The jet \(p_\text {T}\) dependence of a the difference in the average charged-particle multiplicity (\(p_\text {T}^\text {track}>0.5\) \({\mathrm{GeV}}\)) between the more forward and the more central jet. The band for the data is the sum in quadrature of the systematic and statistical uncertainties and the error bars on the data points represent the statistical uncertainty. Bands on the simulation include MC statistical uncertainty. The jet \(p_\text {T}\) dependence of b the average charged-particle multiplicity (\(p_\text {T}^\text {track}>0.5\) \({\mathrm{GeV}}\)) for quark- and gluon-initiated jets, extracted with the gluon fractions from Pythia 8.175 with the CT10 PDF. In addition to the experimental uncertainties, the error bands include uncertainties in the gluon fractions from both the PDF and ME uncertainties. The MC statistical uncertainties on the open markers are smaller than the markers. The uncertainty band for the N\({}^3\)LO pQCD prediction is determined by varying the scale \(\mu \) by a factor of two up and down. The markers are truncated at the penultimate \(p_\text {T}\) bin in the right because within statistical uncertainty, the more forward and more central jet constituent charged-particle multiplicities are consistent with each other in the last bin

7 Summary

This paper presents a measurement of the \(p_\text {T}\) dependence of the average jet charged-particle multiplicity in dijet events from 20.3 fb\({}^{-1}\) of \(\sqrt{s}=8\) \({\mathrm{TeV}}\) pp collision data recorded by the ATLAS detector at the LHC. The measured charged-particle multiplicity distribution is unfolded to correct for the detector acceptance and resolution to facilitate direct comparison to particle-level models. Comparisons are made at particle level between the measured average charged-particle multiplicity and various models of jet formation.
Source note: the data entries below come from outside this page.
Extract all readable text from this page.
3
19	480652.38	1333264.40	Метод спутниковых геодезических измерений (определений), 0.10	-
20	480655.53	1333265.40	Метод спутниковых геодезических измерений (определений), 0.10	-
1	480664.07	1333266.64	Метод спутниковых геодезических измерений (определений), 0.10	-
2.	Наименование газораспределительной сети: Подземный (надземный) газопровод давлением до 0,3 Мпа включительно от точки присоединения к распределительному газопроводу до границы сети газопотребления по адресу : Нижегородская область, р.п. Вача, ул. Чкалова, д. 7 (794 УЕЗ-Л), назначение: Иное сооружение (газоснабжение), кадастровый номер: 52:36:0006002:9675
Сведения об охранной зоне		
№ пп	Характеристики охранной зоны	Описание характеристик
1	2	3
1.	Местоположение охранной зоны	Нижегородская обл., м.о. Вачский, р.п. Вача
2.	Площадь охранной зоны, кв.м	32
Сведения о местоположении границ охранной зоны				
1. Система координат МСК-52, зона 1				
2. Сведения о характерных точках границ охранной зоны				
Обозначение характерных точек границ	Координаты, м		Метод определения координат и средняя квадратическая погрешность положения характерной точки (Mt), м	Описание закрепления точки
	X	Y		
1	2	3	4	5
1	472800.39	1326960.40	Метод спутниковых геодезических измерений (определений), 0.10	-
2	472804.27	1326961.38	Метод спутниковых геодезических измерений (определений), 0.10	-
Significant differences are observed between the simulations using Run 1 tunes and the data, but the Run 2 tunes for both Pythia 8 and Herwig++ significantly improve the modelling of the average \(n_\text {charge}\). Furthermore, quark- and gluon-initiated jet constituent charged-particle multiplicities are extracted and compared with simulations and calculations. As expected, the extracted gluon-initiated jet constituent charged-particle multiplicity is higher than the corresponding quantity for quark-initiated jets and a calculation of the \(p_\text {T}\)-dependence accurately models the trend observed in the data. The particle-level spectra are available [68] for further interpretation and can serve as a benchmark for future measurements of the evolution of non-perturbative jet observables to validate MC predictions and tune their model parameters.